Structure
If you have followed steps from the home page, and created a
project inside a tutorial/
directory there will be the following
project structure inside that directory.
tutorial
├── adapters
│ ├── __init__.py
│ └── example.py
├── exporters
│ ├── __init__.py
│ └── example.py
├── findings
│ ├── __init__.py
│ └── example.py
├── fixtures
│ └── example.json
├── migrations
│ ├── versions
│ ├── env.py
│ └── script.py.mako
├── models
│ ├── __init__.py
│ └── example.py
├── observers
│ ├── __init__.py
│ └── example.py
├── docker-compose.yaml
└── settings.py
Observers
observers/
package is a place
where you write your ETL configuration classes.

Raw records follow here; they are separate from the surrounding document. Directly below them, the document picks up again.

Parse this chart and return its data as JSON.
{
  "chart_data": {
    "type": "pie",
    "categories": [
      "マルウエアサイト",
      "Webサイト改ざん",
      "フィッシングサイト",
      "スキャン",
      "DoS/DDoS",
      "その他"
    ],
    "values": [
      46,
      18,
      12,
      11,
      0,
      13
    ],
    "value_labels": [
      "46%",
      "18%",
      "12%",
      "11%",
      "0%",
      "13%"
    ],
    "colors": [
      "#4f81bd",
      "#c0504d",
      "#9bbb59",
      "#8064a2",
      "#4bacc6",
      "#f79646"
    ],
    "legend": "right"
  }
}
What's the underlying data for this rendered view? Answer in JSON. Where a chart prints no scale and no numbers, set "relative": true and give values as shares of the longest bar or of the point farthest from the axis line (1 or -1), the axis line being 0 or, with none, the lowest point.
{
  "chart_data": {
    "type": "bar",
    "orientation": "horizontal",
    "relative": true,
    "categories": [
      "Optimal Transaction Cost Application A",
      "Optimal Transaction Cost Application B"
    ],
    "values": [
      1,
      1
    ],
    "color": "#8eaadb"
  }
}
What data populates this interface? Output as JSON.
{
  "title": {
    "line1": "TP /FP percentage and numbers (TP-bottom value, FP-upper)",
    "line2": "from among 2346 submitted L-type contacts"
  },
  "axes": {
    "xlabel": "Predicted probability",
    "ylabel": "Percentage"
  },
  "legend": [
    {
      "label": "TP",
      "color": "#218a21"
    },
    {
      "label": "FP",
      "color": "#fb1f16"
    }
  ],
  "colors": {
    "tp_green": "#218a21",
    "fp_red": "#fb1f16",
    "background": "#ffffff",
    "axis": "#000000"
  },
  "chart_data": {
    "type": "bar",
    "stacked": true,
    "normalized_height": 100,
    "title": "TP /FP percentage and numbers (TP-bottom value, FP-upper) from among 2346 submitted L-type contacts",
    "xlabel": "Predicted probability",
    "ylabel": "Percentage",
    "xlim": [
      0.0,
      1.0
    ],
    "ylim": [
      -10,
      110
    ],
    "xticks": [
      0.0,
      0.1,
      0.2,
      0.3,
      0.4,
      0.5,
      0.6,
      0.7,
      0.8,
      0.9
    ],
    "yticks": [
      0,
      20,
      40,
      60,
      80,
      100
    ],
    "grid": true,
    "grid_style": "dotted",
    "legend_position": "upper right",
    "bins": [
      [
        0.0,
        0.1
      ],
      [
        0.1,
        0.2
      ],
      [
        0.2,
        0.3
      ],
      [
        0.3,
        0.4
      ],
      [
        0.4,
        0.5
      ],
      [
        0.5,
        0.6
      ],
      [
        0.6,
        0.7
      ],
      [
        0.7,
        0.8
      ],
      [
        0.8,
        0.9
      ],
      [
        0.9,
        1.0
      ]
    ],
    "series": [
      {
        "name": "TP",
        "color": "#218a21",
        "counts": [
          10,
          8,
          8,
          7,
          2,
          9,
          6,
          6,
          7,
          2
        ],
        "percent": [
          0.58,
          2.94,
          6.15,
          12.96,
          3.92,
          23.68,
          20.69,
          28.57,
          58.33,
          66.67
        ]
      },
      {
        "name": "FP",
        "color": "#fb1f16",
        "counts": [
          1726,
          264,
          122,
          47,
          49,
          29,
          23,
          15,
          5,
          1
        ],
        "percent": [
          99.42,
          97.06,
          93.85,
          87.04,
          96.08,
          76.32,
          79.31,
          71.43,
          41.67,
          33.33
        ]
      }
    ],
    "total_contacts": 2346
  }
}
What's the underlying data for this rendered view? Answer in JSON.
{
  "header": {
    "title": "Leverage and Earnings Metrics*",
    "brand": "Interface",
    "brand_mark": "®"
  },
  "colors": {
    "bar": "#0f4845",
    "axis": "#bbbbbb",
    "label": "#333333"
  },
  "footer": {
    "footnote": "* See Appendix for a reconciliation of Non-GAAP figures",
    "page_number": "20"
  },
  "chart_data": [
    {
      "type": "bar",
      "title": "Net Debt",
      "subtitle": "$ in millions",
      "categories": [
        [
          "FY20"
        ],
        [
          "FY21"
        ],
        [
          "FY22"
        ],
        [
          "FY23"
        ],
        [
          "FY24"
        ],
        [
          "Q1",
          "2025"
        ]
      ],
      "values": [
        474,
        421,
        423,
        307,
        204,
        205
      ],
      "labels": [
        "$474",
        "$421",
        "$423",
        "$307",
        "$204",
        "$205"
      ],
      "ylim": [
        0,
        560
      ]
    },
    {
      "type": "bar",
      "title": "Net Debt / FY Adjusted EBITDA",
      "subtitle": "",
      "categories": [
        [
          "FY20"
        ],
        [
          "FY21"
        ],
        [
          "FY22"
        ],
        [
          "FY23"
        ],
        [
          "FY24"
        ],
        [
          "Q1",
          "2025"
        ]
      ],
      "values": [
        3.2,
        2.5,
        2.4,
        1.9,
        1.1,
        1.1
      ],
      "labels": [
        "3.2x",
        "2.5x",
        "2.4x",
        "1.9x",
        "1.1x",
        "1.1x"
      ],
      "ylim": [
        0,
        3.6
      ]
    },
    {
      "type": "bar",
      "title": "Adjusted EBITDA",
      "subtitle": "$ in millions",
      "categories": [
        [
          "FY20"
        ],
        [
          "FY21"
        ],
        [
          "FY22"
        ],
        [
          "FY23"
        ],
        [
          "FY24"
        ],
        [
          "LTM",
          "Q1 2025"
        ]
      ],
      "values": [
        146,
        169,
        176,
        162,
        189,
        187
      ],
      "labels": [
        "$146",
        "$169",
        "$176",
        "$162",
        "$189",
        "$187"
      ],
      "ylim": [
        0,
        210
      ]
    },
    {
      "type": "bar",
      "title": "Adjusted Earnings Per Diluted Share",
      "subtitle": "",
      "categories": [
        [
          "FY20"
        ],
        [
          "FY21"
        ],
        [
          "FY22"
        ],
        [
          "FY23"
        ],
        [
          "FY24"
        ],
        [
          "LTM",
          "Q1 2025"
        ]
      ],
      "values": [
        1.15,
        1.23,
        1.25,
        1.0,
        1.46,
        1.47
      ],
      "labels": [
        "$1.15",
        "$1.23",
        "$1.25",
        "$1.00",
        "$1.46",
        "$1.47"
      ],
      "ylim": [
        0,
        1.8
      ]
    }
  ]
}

Once illuminate observe start
command is issued, all classes found in the package which name starts with the
word "Observer" will be added into context and initialized.
from __future__ import annotations
from collections.abc import AsyncGenerator, Generator
from typing import Optional, Union
from urllib.parse import urldefrag
from urllib.parse import urljoin
from bs4 import BeautifulSoup
from illuminate.manager import Manager
from illuminate.observation import HTTPObservation
from illuminate.observer import Observer
from tornado.httpclient import HTTPResponse
from exporters.example import ExporterInfluxDBExample
from exporters.example import ExporterSQLExample
from findings.example import FindingExample
def _create_soup(response: HTTPResponse) -> BeautifulSoup:
html = response.body.decode(errors="ignore")
soup = BeautifulSoup(html, "html.parser")
return soup
def _extract_hrefs(
soup: BeautifulSoup, url: str
) -> Generator[str, None]:
links = soup.find_all("a")
for link in links:
_url = link.get("href")
if _url:
yield urljoin(url, urldefrag(_url)[0])
class ObserverExample(Observer):
"""
Observer is ETL configuration class. It represents entry point, and it
defines the flow with observe, and any additional method.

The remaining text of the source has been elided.